Brynne brought up a recent negotiation in the North Columbia Valley as an example and said, “there are legitimate wants and needs in the backcountry and I think we can bring all of those voices together through effective negotiation and understanding the priorities there.”

Stetski says that these areas are the responsibility of the province.

“There are a number of protections already in place. Other than national parks, these areas are the responsibility of the province. The NDP wants a 30 per cent protection on climate change, animals and plants. Protecting these areas is a provincial decision,” he said.

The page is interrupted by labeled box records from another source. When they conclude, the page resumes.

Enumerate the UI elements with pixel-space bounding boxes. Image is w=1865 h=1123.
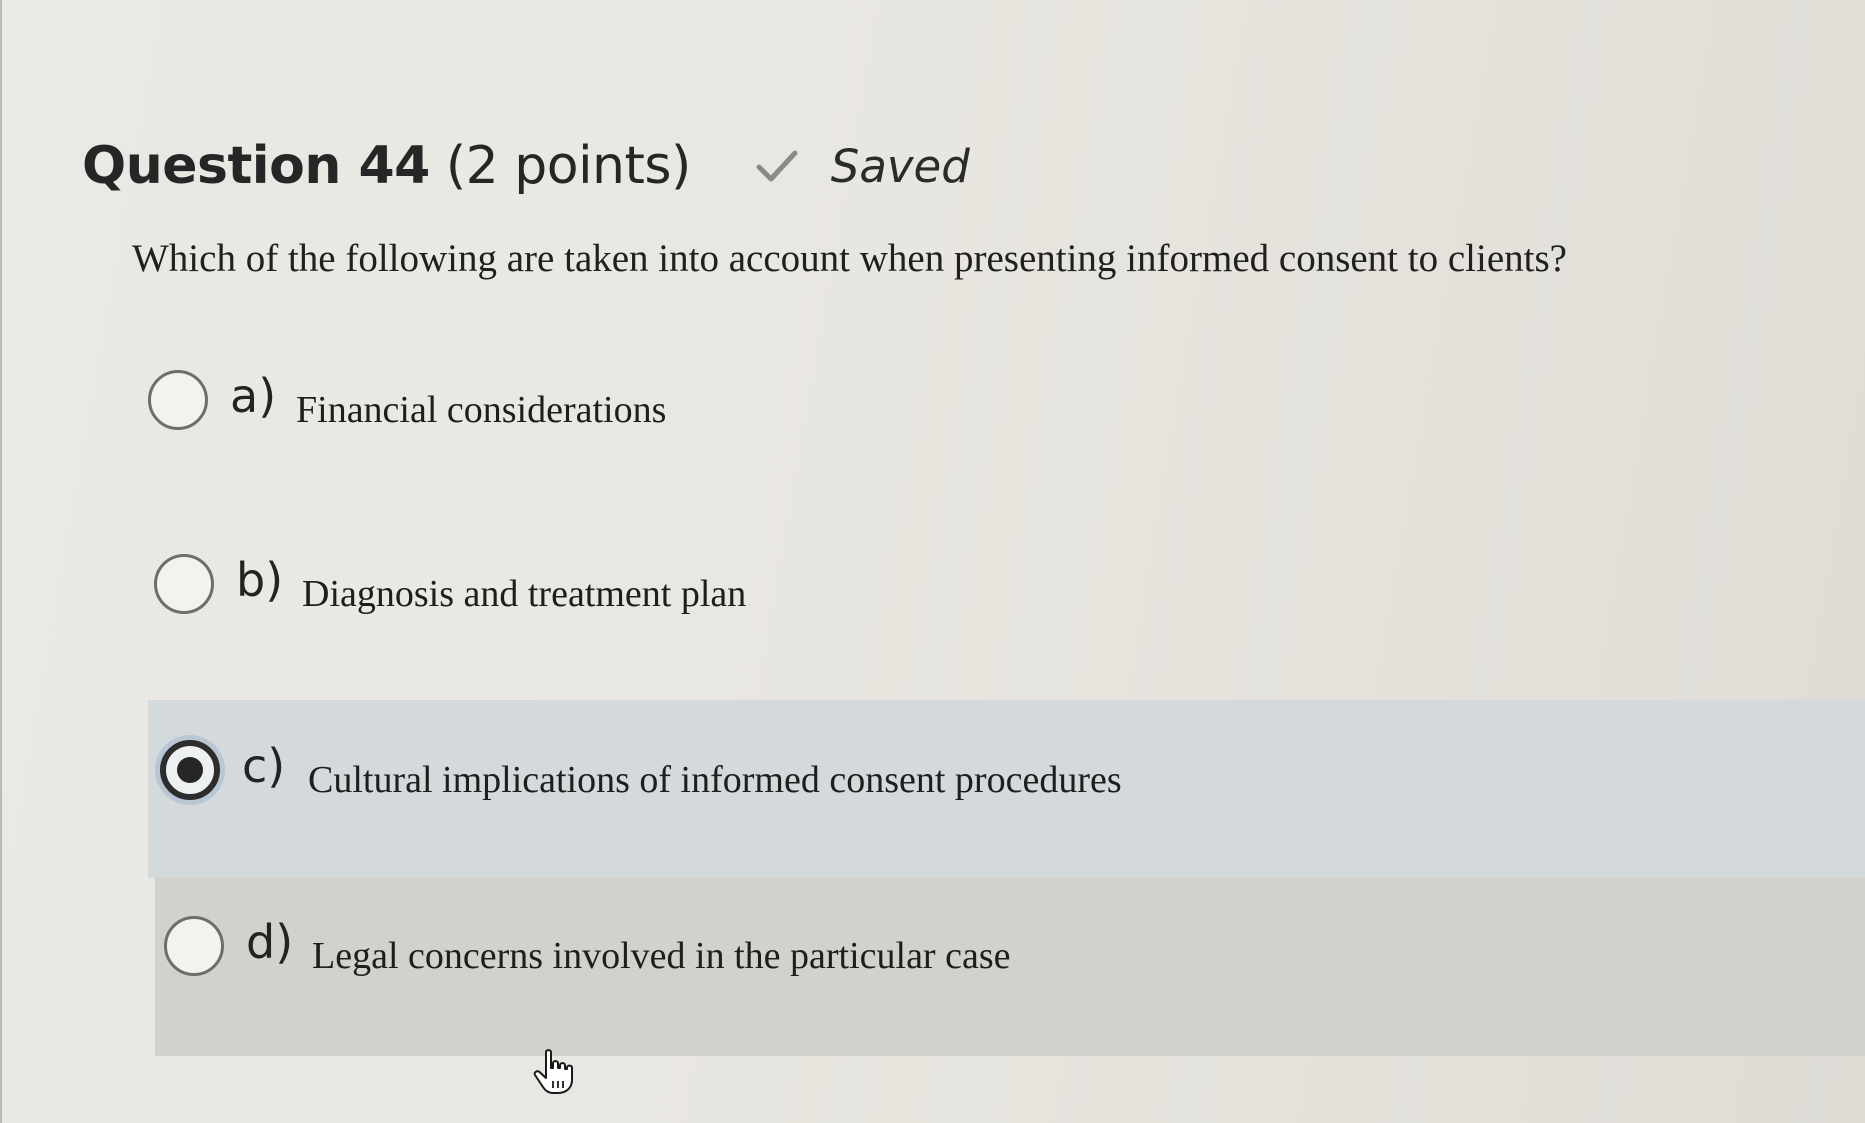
option-c-letter: c) (242, 739, 286, 793)
option-c-label[interactable]: Cultural implications of informed consen… (308, 758, 1122, 802)
question-prompt: Which of the following are taken into ac… (132, 237, 1567, 280)
radio-button-d[interactable] (164, 916, 224, 976)
saved-label: Saved (830, 139, 970, 193)
saved-status: Saved (755, 140, 970, 193)
radio-button-a[interactable] (148, 370, 208, 430)
hand-pointer-icon (533, 1049, 573, 1094)
radio-button-c-selected[interactable] (160, 740, 220, 800)
option-b-letter: b) (236, 553, 284, 607)
option-c[interactable]: c) Cultural implications of informed con… (160, 739, 1122, 802)
window-edge (0, 0, 2, 1123)
question-points: (2 points) (429, 136, 691, 196)
option-a-letter: a) (230, 369, 277, 423)
question-number: Question 44 (82, 136, 430, 196)
radio-button-b[interactable] (154, 554, 214, 614)
option-d[interactable]: d) Legal concerns involved in the partic… (164, 915, 1010, 978)
question-title: Question 44 (2 points) (82, 136, 691, 196)
option-d-letter: d) (246, 915, 294, 969)
option-a[interactable]: a) Financial considerations (148, 369, 666, 432)
question-header: Question 44 (2 points) Saved (82, 126, 970, 206)
check-icon (756, 150, 798, 182)
option-b-label[interactable]: Diagnosis and treatment plan (302, 572, 746, 616)
option-a-label[interactable]: Financial considerations (296, 388, 666, 432)
option-d-label[interactable]: Legal concerns involved in the particula… (312, 934, 1010, 978)
option-b[interactable]: b) Diagnosis and treatment plan (154, 553, 746, 616)
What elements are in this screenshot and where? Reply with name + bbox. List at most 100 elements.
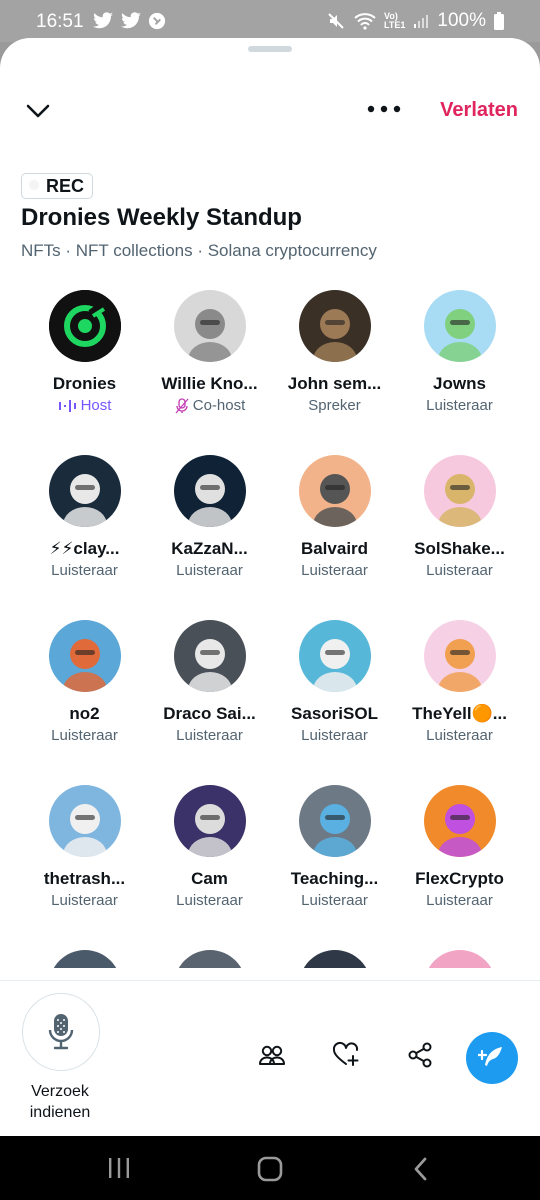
wifi-icon xyxy=(354,13,376,30)
twitter-notification-icon xyxy=(121,12,141,29)
participant-role: Luisteraar xyxy=(272,727,397,744)
avatar[interactable] xyxy=(298,785,371,857)
avatar[interactable] xyxy=(173,950,246,968)
participant-role: Luisteraar xyxy=(397,727,522,744)
participant-role-label: Luisteraar xyxy=(426,562,493,579)
participant[interactable]: Willie Kno... Co-host xyxy=(147,290,272,414)
avatar-figure xyxy=(437,804,482,857)
participant[interactable] xyxy=(147,950,272,968)
avatar[interactable] xyxy=(298,290,371,362)
bottom-action-bar: Verzoek indienen xyxy=(0,980,540,1136)
participant-role: Luisteraar xyxy=(22,892,147,909)
participant-name: no2 xyxy=(69,704,100,723)
recents-icon[interactable] xyxy=(106,1156,132,1180)
mic-off-icon xyxy=(175,397,189,413)
participant[interactable]: TheYell🟠... Luisteraar xyxy=(397,620,522,744)
participant[interactable]: John sem... Spreker xyxy=(272,290,397,414)
status-bar: 16:51 Vo) LTE1 100% xyxy=(0,0,540,42)
avatar-figure xyxy=(187,639,232,692)
participant[interactable]: SasoriSOL Luisteraar xyxy=(272,620,397,744)
participant[interactable]: no2 Luisteraar xyxy=(22,620,147,744)
participant-role-label: Luisteraar xyxy=(176,892,243,909)
participant-role: Luisteraar xyxy=(397,397,522,414)
participant-role-label: Luisteraar xyxy=(176,727,243,744)
avatar[interactable] xyxy=(423,290,496,362)
request-label[interactable]: Verzoek indienen xyxy=(12,1081,108,1123)
avatar[interactable] xyxy=(173,785,246,857)
avatar[interactable] xyxy=(173,290,246,362)
participant-role-label: Spreker xyxy=(308,397,361,414)
participant[interactable]: Teaching... Luisteraar xyxy=(272,785,397,909)
avatar[interactable] xyxy=(298,620,371,692)
participant[interactable] xyxy=(22,950,147,968)
avatar[interactable] xyxy=(48,620,121,692)
avatar[interactable] xyxy=(48,290,121,362)
participant[interactable]: Dronies Host xyxy=(22,290,147,414)
participant[interactable]: KaZzaN... Luisteraar xyxy=(147,455,272,579)
leave-button[interactable]: Verlaten xyxy=(440,99,518,122)
back-icon[interactable] xyxy=(410,1156,432,1182)
participant[interactable] xyxy=(272,950,397,968)
participant-role: Luisteraar xyxy=(397,562,522,579)
participant[interactable]: SolShake... Luisteraar xyxy=(397,455,522,579)
avatar-figure xyxy=(174,950,246,968)
avatar-figure xyxy=(437,639,482,692)
recording-label: REC xyxy=(46,175,85,196)
participant-role-label: Luisteraar xyxy=(51,892,118,909)
participant[interactable]: Jowns Luisteraar xyxy=(397,290,522,414)
participant[interactable]: ⚡⚡clay... Luisteraar xyxy=(22,455,147,579)
avatar[interactable] xyxy=(48,950,121,968)
people-icon[interactable] xyxy=(258,1041,286,1069)
participant-role-label: Luisteraar xyxy=(51,562,118,579)
home-icon[interactable] xyxy=(256,1156,284,1182)
participant[interactable]: Draco Sai... Luisteraar xyxy=(147,620,272,744)
avatar[interactable] xyxy=(173,455,246,527)
avatar[interactable] xyxy=(48,455,121,527)
participant-role: Luisteraar xyxy=(147,727,272,744)
participant-role-label: Luisteraar xyxy=(176,562,243,579)
participant-name: thetrash... xyxy=(43,869,126,888)
participant[interactable]: Balvaird Luisteraar xyxy=(272,455,397,579)
record-icon xyxy=(29,180,39,190)
participant[interactable]: FlexCrypto Luisteraar xyxy=(397,785,522,909)
avatar-figure xyxy=(187,474,232,527)
avatar-figure xyxy=(299,950,371,968)
chevron-down-icon[interactable] xyxy=(24,100,52,122)
participant-name: SasoriSOL xyxy=(291,704,378,723)
avatar-figure xyxy=(424,950,496,968)
avatar-figure xyxy=(312,639,357,692)
compose-tweet-button[interactable] xyxy=(466,1032,518,1084)
avatar[interactable] xyxy=(423,455,496,527)
notification-icons xyxy=(92,12,166,30)
drag-handle[interactable] xyxy=(248,46,292,52)
participant-role-label: Luisteraar xyxy=(51,727,118,744)
avatar-figure xyxy=(49,950,121,968)
avatar-figure xyxy=(62,804,107,857)
participant-role: Host xyxy=(22,397,147,414)
avatar[interactable] xyxy=(423,785,496,857)
mic-icon xyxy=(48,1014,74,1050)
space-title: Dronies Weekly Standup xyxy=(21,204,302,231)
avatar-figure xyxy=(437,474,482,527)
avatar[interactable] xyxy=(298,455,371,527)
avatar[interactable] xyxy=(48,785,121,857)
participant-name: Cam xyxy=(191,869,228,888)
avatar[interactable] xyxy=(173,620,246,692)
heart-plus-icon[interactable] xyxy=(332,1041,360,1069)
avatar[interactable] xyxy=(298,950,371,968)
participant-role-label: Luisteraar xyxy=(426,727,493,744)
share-icon[interactable] xyxy=(406,1041,434,1069)
request-mic-button[interactable] xyxy=(22,993,100,1071)
participant-role: Spreker xyxy=(272,397,397,414)
participant-name: TheYell🟠... xyxy=(412,704,507,723)
participant[interactable]: thetrash... Luisteraar xyxy=(22,785,147,909)
space-topics[interactable]: NFTs · NFT collections · Solana cryptocu… xyxy=(21,241,377,261)
avatar[interactable] xyxy=(423,950,496,968)
participant[interactable] xyxy=(397,950,522,968)
more-icon[interactable] xyxy=(366,103,402,115)
recording-badge: REC xyxy=(21,173,94,199)
avatar[interactable] xyxy=(423,620,496,692)
avatar-figure xyxy=(187,804,232,857)
participant-role-label: Luisteraar xyxy=(426,892,493,909)
participant[interactable]: Cam Luisteraar xyxy=(147,785,272,909)
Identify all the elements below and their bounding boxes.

Stewart says it is the jurisdiction of the province as well, and says more input is required from people in the local areas.

“I think we can find a balance where we can enjoy these areas to the max and still conserve habitat – [we can do that] by focusing on low elevation areas,” he said.

The next question focused on midwifery and alternative care resources for women. Many of the candidates rolled their answers into their perspectives on healthcare in general. Other questions focused on the use of pesticides and whether they should be banned or not, dental care, and if the environmental crisis is a priority.

There will be two other candidate forums in Cranbrook on Monday, September 30 and Tuesday, October 1.

On Monday: Indigenous forum hosted by the Ktunaxa Nation Council gymnasium from 7-9 p.m. Moderated event will feature Kootenay-Columbia candidates from the four major parties and include opportunities for audience questions.

On Tuesday: All-Candidates Forum organized by Junior Chamber International Kootenays at the Key City Theatre from 6:30 – 8:30 p.m. All seven Kootenay-Columbia Candidates will be present. Moderated event will feature anonymous questions from the audience.